A AstraZeneca comprometeu-se a entregar 180 milhões de doses aos Estados-membros durante o segundo trimestre deste ano, contudo, deverá entregar menos de metade do previsto.

A AstraZeneca estima entregar menos de metade das vacinas que tinha previsto disponibilizar à União Europeia (UE) no segundo trimestre deste ano, revelou à Reuters (acesso livre, conteúdo em inglês) uma fonte próxima das negociações.

A AstraZeneca comprometeu-se a entregar 180 milhões de doses aos Estados-membros durante o segundo trimestre deste ano, de acordo com o contrato assinado entre a farmacêutica anglo-sueca e o bloco comunitário, que foi divulgado na semana passada. Contudo, numa reunião interna com a UE, a empresa admitiu que “entregaria menos de 90 milhões de doses no segundo trimestre”, de acordo com um alto funcionário da instituição, em declarações à Reuters, sob anonimato.

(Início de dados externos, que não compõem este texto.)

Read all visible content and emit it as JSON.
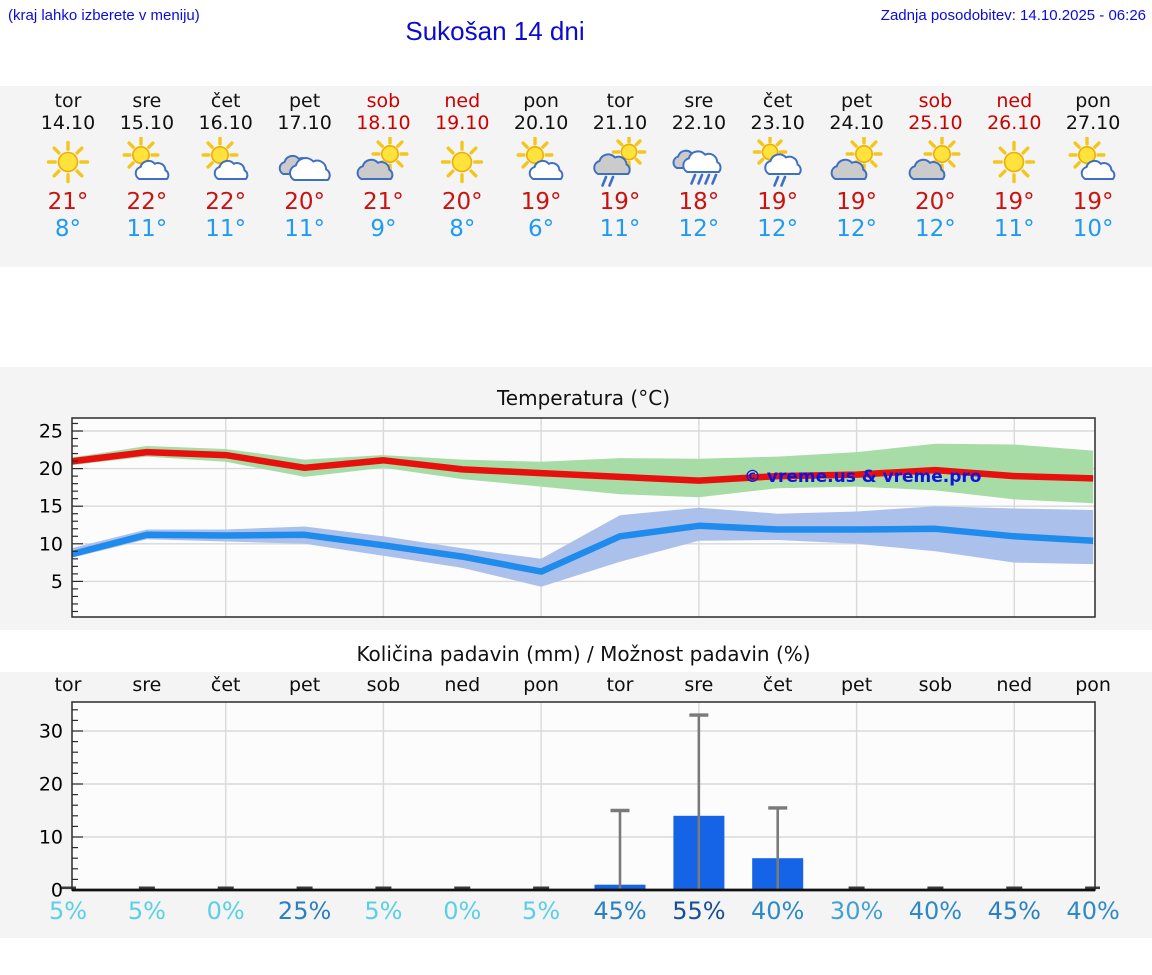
{
  "header": {
    "hint": "(kraj lahko izberete v meniju)",
    "title": "Sukošan 14 dni",
    "updated": "Zadnja posodobitev: 14.10.2025 - 06:26"
  },
  "days": [
    {
      "name": "tor",
      "date": "14.10",
      "weekend": false,
      "icon": "sunny",
      "high": "21°",
      "low": "8°",
      "pct": "5%",
      "pct_color": "#5bcfe6"
    },
    {
      "name": "sre",
      "date": "15.10",
      "weekend": false,
      "icon": "partly-sunny",
      "high": "22°",
      "low": "11°",
      "pct": "5%",
      "pct_color": "#5bcfe6"
    },
    {
      "name": "čet",
      "date": "16.10",
      "weekend": false,
      "icon": "partly-sunny",
      "high": "22°",
      "low": "11°",
      "pct": "0%",
      "pct_color": "#5bcfe6"
    },
    {
      "name": "pet",
      "date": "17.10",
      "weekend": false,
      "icon": "cloudy",
      "high": "20°",
      "low": "11°",
      "pct": "25%",
      "pct_color": "#2a80c0"
    },
    {
      "name": "sob",
      "date": "18.10",
      "weekend": true,
      "icon": "partly-sunny-left",
      "high": "21°",
      "low": "9°",
      "pct": "5%",
      "pct_color": "#5bcfe6"
    },
    {
      "name": "ned",
      "date": "19.10",
      "weekend": true,
      "icon": "sunny",
      "high": "20°",
      "low": "8°",
      "pct": "0%",
      "pct_color": "#5bcfe6"
    },
    {
      "name": "pon",
      "date": "20.10",
      "weekend": false,
      "icon": "partly-sunny",
      "high": "19°",
      "low": "6°",
      "pct": "5%",
      "pct_color": "#5bcfe6"
    },
    {
      "name": "tor",
      "date": "21.10",
      "weekend": false,
      "icon": "sun-shower-left",
      "high": "19°",
      "low": "11°",
      "pct": "45%",
      "pct_color": "#2a80c0"
    },
    {
      "name": "sre",
      "date": "22.10",
      "weekend": false,
      "icon": "rain",
      "high": "18°",
      "low": "12°",
      "pct": "55%",
      "pct_color": "#174f97"
    },
    {
      "name": "čet",
      "date": "23.10",
      "weekend": false,
      "icon": "sun-shower",
      "high": "19°",
      "low": "12°",
      "pct": "40%",
      "pct_color": "#2e8ac6"
    },
    {
      "name": "pet",
      "date": "24.10",
      "weekend": false,
      "icon": "partly-sunny-left",
      "high": "19°",
      "low": "12°",
      "pct": "30%",
      "pct_color": "#44a0d4"
    },
    {
      "name": "sob",
      "date": "25.10",
      "weekend": true,
      "icon": "partly-sunny-left",
      "high": "20°",
      "low": "12°",
      "pct": "40%",
      "pct_color": "#2e8ac6"
    },
    {
      "name": "ned",
      "date": "26.10",
      "weekend": true,
      "icon": "sunny",
      "high": "19°",
      "low": "11°",
      "pct": "45%",
      "pct_color": "#2a80c0"
    },
    {
      "name": "pon",
      "date": "27.10",
      "weekend": false,
      "icon": "partly-sunny",
      "high": "19°",
      "low": "10°",
      "pct": "40%",
      "pct_color": "#2e8ac6"
    }
  ],
  "chart_data": [
    {
      "type": "line",
      "title": "Temperatura (°C)",
      "categories": [
        "tor 14.10",
        "sre 15.10",
        "čet 16.10",
        "pet 17.10",
        "sob 18.10",
        "ned 19.10",
        "pon 20.10",
        "tor 21.10",
        "sre 22.10",
        "čet 23.10",
        "pet 24.10",
        "sob 25.10",
        "ned 26.10",
        "pon 27.10"
      ],
      "series": [
        {
          "name": "max temperature",
          "color": "#e8100c",
          "values": [
            20.9,
            22.2,
            21.8,
            20.1,
            21.1,
            19.9,
            19.4,
            18.9,
            18.4,
            19.0,
            19.2,
            19.8,
            19.0,
            18.7
          ]
        },
        {
          "name": "min temperature",
          "color": "#1f8ced",
          "values": [
            8.5,
            11.2,
            11.1,
            11.2,
            9.8,
            8.3,
            6.3,
            11.0,
            12.4,
            11.9,
            11.9,
            12.0,
            11.0,
            10.4
          ]
        }
      ],
      "bands": [
        {
          "name": "max temperature range",
          "color": "#a7dca7",
          "upper": [
            21.4,
            23.0,
            22.6,
            21.2,
            21.8,
            21.2,
            20.9,
            21.4,
            21.3,
            21.6,
            22.2,
            23.3,
            23.2,
            22.4
          ],
          "lower": [
            20.4,
            21.6,
            20.9,
            18.9,
            20.1,
            18.6,
            17.6,
            16.6,
            16.2,
            17.4,
            17.6,
            17.1,
            15.9,
            15.4
          ]
        },
        {
          "name": "min temperature range",
          "color": "#abc1ec",
          "upper": [
            9.3,
            11.9,
            11.9,
            12.3,
            11.0,
            9.4,
            8.0,
            13.8,
            14.8,
            14.0,
            14.3,
            15.0,
            14.7,
            14.5
          ],
          "lower": [
            8.0,
            10.6,
            10.3,
            10.0,
            8.4,
            6.8,
            4.3,
            7.6,
            10.4,
            10.5,
            10.0,
            9.0,
            7.5,
            7.3
          ]
        }
      ],
      "yticks": [
        5,
        10,
        15,
        20,
        25
      ],
      "ylim": [
        0.3,
        26.7
      ],
      "grid": true,
      "legend": "none",
      "watermark": "© vreme.us & vreme.pro"
    },
    {
      "type": "bar",
      "title": "Količina padavin (mm) / Možnost padavin (%)",
      "categories": [
        "tor",
        "sre",
        "čet",
        "pet",
        "sob",
        "ned",
        "pon",
        "tor",
        "sre",
        "čet",
        "pet",
        "sob",
        "ned",
        "pon"
      ],
      "values_mm": [
        0,
        0,
        0,
        0,
        0,
        0,
        0,
        1,
        14,
        6,
        0,
        0,
        0,
        0
      ],
      "whisker_max_mm": [
        0,
        0,
        0,
        0,
        0,
        0,
        0,
        15,
        33,
        15.5,
        0,
        0,
        0,
        0
      ],
      "probability_pct": [
        5,
        5,
        0,
        25,
        5,
        0,
        5,
        45,
        55,
        40,
        30,
        40,
        45,
        40
      ],
      "yticks": [
        0,
        10,
        20,
        30
      ],
      "ylim": [
        0,
        35.5
      ],
      "grid": true,
      "bar_color": "#1563e6"
    }
  ],
  "colors": {
    "header_blue": "#0b0bdd",
    "weekend_red": "#cc0000",
    "high_red": "#cc1111",
    "low_blue": "#1e9bf0",
    "strip_bg": "#f4f4f4",
    "plot_bg": "#fcfcfc",
    "gridline": "#d9d9d9",
    "whisker_gray": "#7a7a7a",
    "zero_dash": "#3d3d3d"
  }
}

A Comissão Europeia não quis prestar declarações. Não obstante, um porta-voz da AstraZeneca já reagiu, garantindo que a farmacêutica está a trabalhar “para aumentar a produtividade da cadeia de abastecimento da UE e a fazer tudo dentro do possível para dar uso da cadeia de abastecimento global”, acrescentando que ainda têm “esperança” de que consigam aproximar “as entregas em conformidade com o acordo de compra antecipada”.

Este corte surge depois de a farmacêutica ter comunicado à instituição liderada por Ursula Von der Leyen um corte para as vacinas disponíveis no primeiro trimestre, invocando problemas de produção. O novo objetivo de 40 milhões de doses até finais de março constitui apenas metade dos fornecimentos que a farmacêutica anglo-sueca tinha inicialmente previsto, e que motivou um “braço de ferro” com a UE.

No total, a farmacêutica deverá disponibilizar cerca de 130 milhões de doses até ao final de junho, um valor bastante inferior aos 300 milhões que se comprometeu a entregar aos Estados-membros da UE.